Un autre ministre tomba de sommeil appuyé sur son papier pendant que l’empereur lui parlait, et ne se réveilla qu’au bout d’un quart d’heure toujours parlant à Sa Majesté et lui répondant; et c’était une des meilleures têtes.
La faveur des ministres avait des phases d’un mois ou six semaines. Quand un de ces pauvres gens voyait qu’il ne plaisait plus au maître, il redoublait de travail, devenait jaune et redoublait de complaisance envers le duc de Bassano. Tout à coup et à l’improviste, leur faveur revenait; leurs femmes étaient invitées au cercle et ils étaient ivres de joie. Cette vie tuait, mais n’admettait pas l’ennui. Les mois passaient comme des journées.
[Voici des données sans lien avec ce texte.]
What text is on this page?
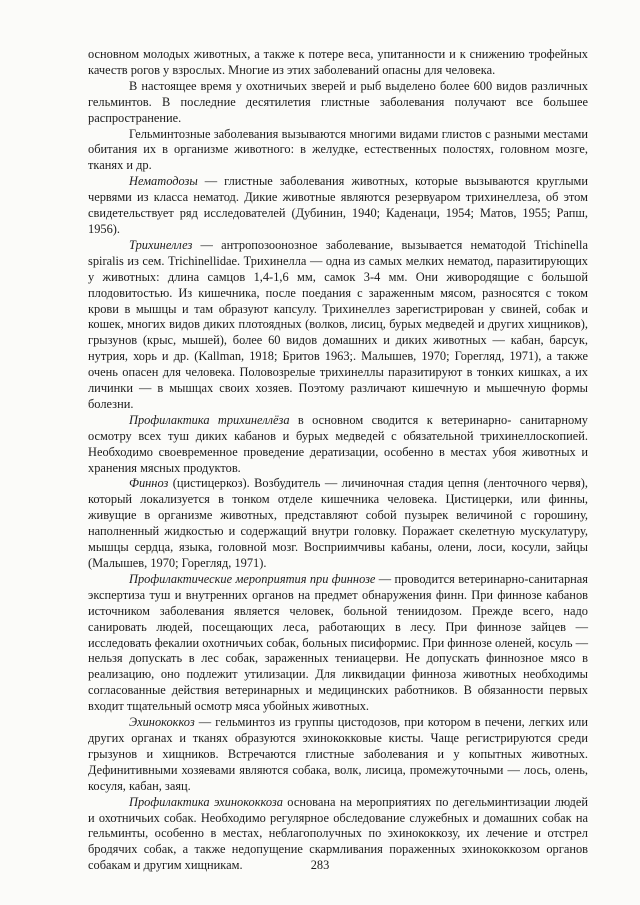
основном молодых животных, а также к потере веса, упитанности и к снижению трофейных качеств рогов у взрослых. Многие из этих заболеваний опасны для человека.

В настоящее время у охотничьих зверей и рыб выделено более 600 видов различных гельминтов. В последние десятилетия глистные заболевания получают все большее распространение.

Гельминтозные заболевания вызываются многими видами глистов с разными местами обитания их в организме животного: в желудке, естественных полостях, головном мозге, тканях и др.

Нематодозы — глистные заболевания животных, которые вызываются круглыми червями из класса нематод. Дикие животные являются резервуаром трихинеллеза, об этом свидетельствует ряд исследователей (Дубинин, 1940; Каденаци, 1954; Матов, 1955; Рапш, 1956).

Трихинеллез — антропозоонозное заболевание, вызывается нематодой Trichinella spiralis из сем. Trichinellidae. Трихинелла — одна из самых мелких нематод, паразитирующих у животных: длина самцов 1,4-1,6 мм, самок 3-4 мм. Они живородящие с большой плодовитостью. Из кишечника, после поедания с зараженным мясом, разносятся с током крови в мышцы и там образуют капсулу. Трихинеллез зарегистрирован у свиней, собак и кошек, многих видов диких плотоядных (волков, лисиц, бурых медведей и других хищников), грызунов (крыс, мышей), более 60 видов домашних и диких животных — кабан, барсук, нутрия, хорь и др. (Kallman, 1918; Бритов 1963;. Малышев, 1970; Горегляд, 1971), а также очень опасен для человека. Половозрелые трихинеллы паразитируют в тонких кишках, а их личинки — в мышцах своих хозяев. Поэтому различают кишечную и мышечную формы болезни.

Профилактика трихинеллёза в основном сводится к ветеринарно- санитарному осмотру всех туш диких кабанов и бурых медведей с обязательной трихинеллоскопией. Необходимо своевременное проведение дератизации, особенно в местах убоя животных и хранения мясных продуктов.

Финноз (цистицеркоз). Возбудитель — личиночная стадия цепня (ленточного червя), который локализуется в тонком отделе кишечника человека. Цистицерки, или финны, живущие в организме животных, представляют собой пузырек величиной с горошину, наполненный жидкостью и содержащий внутри головку. Поражает скелетную мускулатуру, мышцы сердца, языка, головной мозг. Восприимчивы кабаны, олени, лоси, косули, зайцы (Малышев, 1970; Горегляд, 1971).

Профилактические мероприятия при финнозе — проводится ветеринарно-санитарная экспертиза туш и внутренних органов на предмет обнаружения финн. При финнозе кабанов источником заболевания является человек, больной тениидозом. Прежде всего, надо санировать людей, посещающих леса, работающих в лесу. При финнозе зайцев — исследовать фекалии охотничьих собак, больных писиформис. При финнозе оленей, косуль — нельзя допускать в лес собак, зараженных тениацерви. Не допускать финнозное мясо в реализацию, оно подлежит утилизации. Для ликвидации финноза животных необходимы согласованные действия ветеринарных и медицинских работников. В обязанности первых входит тщательный осмотр мяса убойных животных.

Эхинококкоз — гельминтоз из группы цистодозов, при котором в печени, легких или других органах и тканях образуются эхинококковые кисты. Чаще регистрируются среди грызунов и хищников. Встречаются глистные заболевания и у копытных животных. Дефинитивными хозяевами являются собака, волк, лисица, промежуточными — лось, олень, косуля, кабан, заяц.

Профилактика эхинококкоза основана на мероприятиях по дегельминтизации людей и охотничьих собак. Необходимо регулярное обследование служебных и домашних собак на гельминты, особенно в местах, неблагополучных по эхинококкозу, их лечение и отстрел бродячих собак, а также недопущение скармливания пораженных эхинококкозом органов собакам и другим хищникам.	283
Quand l’empereur était content d’eux, il leur envoyait une dotation de dix mille livres de rente. Un jour, s’étant aperçu de quelque lourde sottise que lui avait fait faire le duc de Massa, il le renversa avec sa robe rouge sur un canapé et lui donna quelques coups de poing; honteux de cette vivacité, il lui envoya soixante mille francs le lendemain. J’ai vu un de ses généraux les plus braves (le comte Curial), soutenir qu’un soufflet de l’empereur ne déshonorait pas, que ce n’était qu’une simple marque de mécontentement du chef de la France. Cela est vrai, mais il faut être bien libre de préjugés. Une autrefois, l’empereur donna des coups de pincettes au prince de Neuchâtel.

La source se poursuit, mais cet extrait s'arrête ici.